Full 2006 Mitsubishi Montero Review
What's New for 2006
There are no changes in store for the Mitsubishi Montero SUV this year.
The first Mitsubishi Montero was introduced in 1982 as a compact two-door, no-nonsense SUV. Looking like a Tonka trunk, the feisty Montero proved its toughness by winning the grueling 6,000-mile Paris-to-Dakar rally race in 1983 and 1985. A four-door model eventually joined the line, and in 1992 the Montero was revamped and sported a larger body, more powerful V6 engine and a more luxurious cabin.
After years of having a generic angular body style, the Montero adopted a curious mix of rounded front fenders and an upswept beltline when it was redesigned for 2001. As is usually the case with major redesigns, it also gained size, luxury and safety features -- and weight. In our 2002 midsize SUV comparison test, the Mitsubishi Montero finished last. Although it proved capable in off-road treks and felt sprightly around town, its 3.5-liter V6 lacked sufficient mid- and high-end power, making the Mitsubishi SUV feel sluggish when passing or merging power was needed. The other reasons for its back-of-the-pack rating were a relatively high price and a mostly useless third-row seat.

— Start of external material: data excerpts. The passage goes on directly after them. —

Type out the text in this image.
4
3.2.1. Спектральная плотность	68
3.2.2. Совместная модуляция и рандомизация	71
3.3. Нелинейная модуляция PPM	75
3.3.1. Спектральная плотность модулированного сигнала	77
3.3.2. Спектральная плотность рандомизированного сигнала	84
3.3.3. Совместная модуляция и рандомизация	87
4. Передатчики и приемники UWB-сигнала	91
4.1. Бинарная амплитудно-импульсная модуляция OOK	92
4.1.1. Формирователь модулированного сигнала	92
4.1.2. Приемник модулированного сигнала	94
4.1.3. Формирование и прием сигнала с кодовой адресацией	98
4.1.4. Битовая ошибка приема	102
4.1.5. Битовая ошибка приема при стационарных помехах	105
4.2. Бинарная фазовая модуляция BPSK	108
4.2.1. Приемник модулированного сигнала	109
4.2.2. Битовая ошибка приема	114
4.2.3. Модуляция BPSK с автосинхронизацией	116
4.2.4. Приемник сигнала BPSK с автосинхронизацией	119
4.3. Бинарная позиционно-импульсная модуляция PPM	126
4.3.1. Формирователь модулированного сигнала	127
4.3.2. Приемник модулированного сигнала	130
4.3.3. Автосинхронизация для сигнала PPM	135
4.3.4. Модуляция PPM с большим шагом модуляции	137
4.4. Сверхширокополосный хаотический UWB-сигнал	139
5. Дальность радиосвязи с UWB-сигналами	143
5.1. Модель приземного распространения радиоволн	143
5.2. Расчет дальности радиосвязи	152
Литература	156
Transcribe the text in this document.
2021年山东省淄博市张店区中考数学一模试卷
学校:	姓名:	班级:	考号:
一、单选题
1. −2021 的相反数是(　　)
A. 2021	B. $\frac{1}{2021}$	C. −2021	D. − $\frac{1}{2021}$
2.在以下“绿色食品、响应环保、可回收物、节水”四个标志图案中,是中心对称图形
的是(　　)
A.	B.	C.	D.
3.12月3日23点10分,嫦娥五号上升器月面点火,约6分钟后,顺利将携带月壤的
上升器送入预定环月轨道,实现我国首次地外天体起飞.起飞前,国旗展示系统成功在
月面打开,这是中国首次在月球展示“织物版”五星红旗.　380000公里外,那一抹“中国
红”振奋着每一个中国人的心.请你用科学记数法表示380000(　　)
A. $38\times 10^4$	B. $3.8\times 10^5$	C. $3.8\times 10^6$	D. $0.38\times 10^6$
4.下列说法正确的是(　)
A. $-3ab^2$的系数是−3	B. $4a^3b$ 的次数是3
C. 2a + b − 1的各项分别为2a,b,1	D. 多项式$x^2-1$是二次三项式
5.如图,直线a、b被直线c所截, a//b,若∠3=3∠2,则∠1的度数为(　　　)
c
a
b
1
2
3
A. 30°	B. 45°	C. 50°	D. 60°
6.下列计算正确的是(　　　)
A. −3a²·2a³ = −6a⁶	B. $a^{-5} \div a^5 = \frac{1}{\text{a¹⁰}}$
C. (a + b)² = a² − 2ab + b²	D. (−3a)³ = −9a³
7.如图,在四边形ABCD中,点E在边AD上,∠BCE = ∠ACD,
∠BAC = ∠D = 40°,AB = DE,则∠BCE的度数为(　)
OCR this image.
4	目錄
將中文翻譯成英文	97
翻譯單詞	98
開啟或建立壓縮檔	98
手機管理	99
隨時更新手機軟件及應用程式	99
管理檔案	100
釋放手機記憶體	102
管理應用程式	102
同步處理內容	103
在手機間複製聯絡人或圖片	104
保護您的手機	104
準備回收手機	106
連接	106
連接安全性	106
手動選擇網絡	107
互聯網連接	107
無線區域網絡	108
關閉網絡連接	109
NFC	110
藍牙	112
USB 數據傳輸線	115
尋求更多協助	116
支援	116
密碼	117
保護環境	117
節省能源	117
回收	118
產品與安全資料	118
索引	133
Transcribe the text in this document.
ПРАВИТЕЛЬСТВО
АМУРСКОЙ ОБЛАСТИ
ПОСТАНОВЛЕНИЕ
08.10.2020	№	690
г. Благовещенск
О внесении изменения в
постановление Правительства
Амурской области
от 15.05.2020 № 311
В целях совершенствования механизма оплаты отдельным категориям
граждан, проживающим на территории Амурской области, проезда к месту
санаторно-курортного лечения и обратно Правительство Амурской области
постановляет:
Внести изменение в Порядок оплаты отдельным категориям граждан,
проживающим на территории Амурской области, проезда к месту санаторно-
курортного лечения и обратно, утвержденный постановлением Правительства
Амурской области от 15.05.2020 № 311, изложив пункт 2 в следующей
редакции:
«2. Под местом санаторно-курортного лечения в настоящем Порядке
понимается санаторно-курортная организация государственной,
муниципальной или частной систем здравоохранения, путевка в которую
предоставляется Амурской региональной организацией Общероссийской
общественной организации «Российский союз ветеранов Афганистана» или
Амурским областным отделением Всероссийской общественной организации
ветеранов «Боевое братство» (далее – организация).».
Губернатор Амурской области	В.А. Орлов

However, kudos went to the Montero for its serious off-road prowess, luxurious and well-finished cabin and safari-size sunroof. In 2003, Mitsubishi put a more powerful 3.8-liter V6 (215 horsepower and 248 pound-feet of torque) engine under the Montero's sculpted hood, and celebrated the modest increase with styling tweaks. We still don't think it is enough to make it competitive with class leaders that offer V8 (or V8-like) power and more passenger room, but if the off-road ability and unique styling appeal to you, the 2006 Mitsubishi Montero may provide a satisfying drive.
Body Styles, Trim Levels, and Options
The four-door Mitsubishi Montero comes in Limited trim only. Standard equipment includes leather upholstery, a 315-watt Infinity audio system with a CD changer, 17-inch alloy wheels, power-adjustable front seats, a sunroof, a trip computer, automatic climate control and a leather-and-wood steering wheel. A DVD entertainment system is optional, which deletes the standard six-disc CD changer and sunroof.
Powertrains and Performance
The only engine available on the Mitsubishi Montero is a 3.8-liter V6 that generates 215 hp and 248 lb-ft of torque. It's matched to a five-speed automatic transmission with "Sportronic" shifting that allows manual gear selection. Mitsubishi's "ActiveTrac" four-wheel-drive system comes standard and offers both full- or part-time operation. The Montero's 5,000-pound towing capacity is modest compared to V8-powered midsizers like the Durango and Explorer.
Antilock brakes with Electronic Brakeforce Distribution (EBD) and a stability control system are standard. Side airbags for front occupants are also included, but full-length side curtain airbags are not available. In frontal-offset crash testing, the Mitsubishi Montero earned an "Acceptable" rating (second highest) from the Insurance Institute for Highway Safety.
Interior Design and Special Features
The Montero has seating for up to seven passengers. Although the overall interior design is a bit dated, quality materials give the cabin of this Mitsubishi SUV a rugged, upscale feel. Maximum cargo capacity is a solid 91.7 cubic feet. A third-row seat is standard, though flat cushioning and a shortage of legroom limit its use to carrying small children. An optional DVD entertainment system is available for rear passengers' amusement.
On the road, the Montero's suspension is firm enough to keep it under control during evasive maneuvers, but don't expect carlike handling. The dual-wishbone front and multilink rear suspension results in an overall feel that is soft and forgiving, but minor road irregularities can transmit a surprising amount of harshness throughout the otherwise isolated cabin. The Montero's off-road ability is exceptional. Whether it's rugged washboard pathways, fast fire roads or technical rock-strewn riverbeds, the 2006 Mitsubishi Montero never flinches as it stays the course.